ESD should be the preferred technique for resection of early esophageal cancer with indications for endoscopic treatment. EMR may be an alternative for small lesions ≤10 mm.

  • Level of evidence: Moderate
  • Strength of recommendation: Strong

Recommendation 5:

The choice of anesthesia or sedation for ESD should be based on multiple factors, including patient condition, lesion location, and size. General anesthesia is recommended to facilitate the procedure and reduce the risk of respiratory complications.

  • Level of evidence: Moderate–high
  • Strength of recommendation: Strong

Recommendation 6:

Routine use of prophylactic antibiotics and PPIs is not recommended after endoscopic treatment for early esophageal cancer. Their use may be considered in selected patients.

  • Level of evidence: Low–moderate
  • Strength of recommendation: Strong

Recommendation 7:

Additional treatment is recommended for early esophageal squamous cell carcinoma when histopathology shows submucosal invasion regardless of lymphovascular invasion, or invasion limited to the muscularis mucosae with lymphovascular invasion, even if resection margins are negative.

  • Level of evidence: High
  • Strength of recommendation: Strong

Recommendation 8:

Endoscopic surveillance is recommended every 3 months during the first year, then every 6–12 months thereafter for patients with curative resection of early esophageal squamous cell carcinoma, to monitor for local recurrence and metachronous lesions, as well as to screen for hypopharyngeal and laryngeal squamous cell carcinoma. CT scan or PET/CT should be added in high-risk cases.

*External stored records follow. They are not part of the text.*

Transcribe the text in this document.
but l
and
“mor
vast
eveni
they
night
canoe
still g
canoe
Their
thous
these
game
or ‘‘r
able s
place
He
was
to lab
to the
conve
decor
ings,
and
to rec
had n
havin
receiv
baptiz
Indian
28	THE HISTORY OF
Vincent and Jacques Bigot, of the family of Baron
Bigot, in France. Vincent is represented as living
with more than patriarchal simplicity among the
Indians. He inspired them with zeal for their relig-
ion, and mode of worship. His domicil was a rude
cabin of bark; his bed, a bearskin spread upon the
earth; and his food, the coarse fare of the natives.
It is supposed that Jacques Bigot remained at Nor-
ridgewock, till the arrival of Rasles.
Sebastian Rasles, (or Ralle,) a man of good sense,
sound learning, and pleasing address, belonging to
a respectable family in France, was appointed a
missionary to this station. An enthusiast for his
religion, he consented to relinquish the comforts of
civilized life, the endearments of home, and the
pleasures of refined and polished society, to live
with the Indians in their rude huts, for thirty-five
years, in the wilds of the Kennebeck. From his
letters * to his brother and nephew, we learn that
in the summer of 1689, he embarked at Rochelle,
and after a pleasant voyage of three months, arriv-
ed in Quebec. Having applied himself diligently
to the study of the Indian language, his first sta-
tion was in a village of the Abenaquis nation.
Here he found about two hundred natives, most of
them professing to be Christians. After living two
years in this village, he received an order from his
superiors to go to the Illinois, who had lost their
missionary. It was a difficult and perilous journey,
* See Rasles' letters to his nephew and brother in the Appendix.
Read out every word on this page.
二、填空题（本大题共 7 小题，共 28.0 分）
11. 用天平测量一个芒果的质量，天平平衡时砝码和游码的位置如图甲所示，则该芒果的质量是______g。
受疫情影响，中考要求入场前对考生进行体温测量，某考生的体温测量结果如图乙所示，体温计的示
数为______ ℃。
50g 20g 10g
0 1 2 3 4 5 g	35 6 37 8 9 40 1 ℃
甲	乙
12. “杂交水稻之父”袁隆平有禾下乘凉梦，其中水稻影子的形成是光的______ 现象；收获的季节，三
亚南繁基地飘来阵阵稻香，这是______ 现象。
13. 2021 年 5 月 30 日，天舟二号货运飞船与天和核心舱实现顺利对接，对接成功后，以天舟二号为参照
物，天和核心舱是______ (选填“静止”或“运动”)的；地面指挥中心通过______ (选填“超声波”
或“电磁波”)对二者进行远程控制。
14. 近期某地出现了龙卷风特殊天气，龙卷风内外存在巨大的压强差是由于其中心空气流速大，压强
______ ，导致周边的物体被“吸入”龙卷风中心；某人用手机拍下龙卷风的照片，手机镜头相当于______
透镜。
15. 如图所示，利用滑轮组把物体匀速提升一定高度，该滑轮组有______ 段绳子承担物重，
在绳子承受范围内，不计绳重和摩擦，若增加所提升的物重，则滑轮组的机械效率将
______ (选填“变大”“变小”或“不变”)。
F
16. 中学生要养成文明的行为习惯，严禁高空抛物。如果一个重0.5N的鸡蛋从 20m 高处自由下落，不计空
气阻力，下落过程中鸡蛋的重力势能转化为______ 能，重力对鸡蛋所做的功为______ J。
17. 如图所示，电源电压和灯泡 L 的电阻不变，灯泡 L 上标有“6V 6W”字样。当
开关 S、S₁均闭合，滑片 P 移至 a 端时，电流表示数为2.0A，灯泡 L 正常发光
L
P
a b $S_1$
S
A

  • Level of evidence: Moderate
  • Strength of recommendation: Strong

Recommendation 9:

Preventive management of post-ESD strictures and early endoscopic evaluation are recommended for high-risk cases (lesions involving ≥3/4 of the esophageal circumference, length >5 cm, or cervical esophagus location). Local steroid injection is preferred over systemic therapy to minimize adverse effects.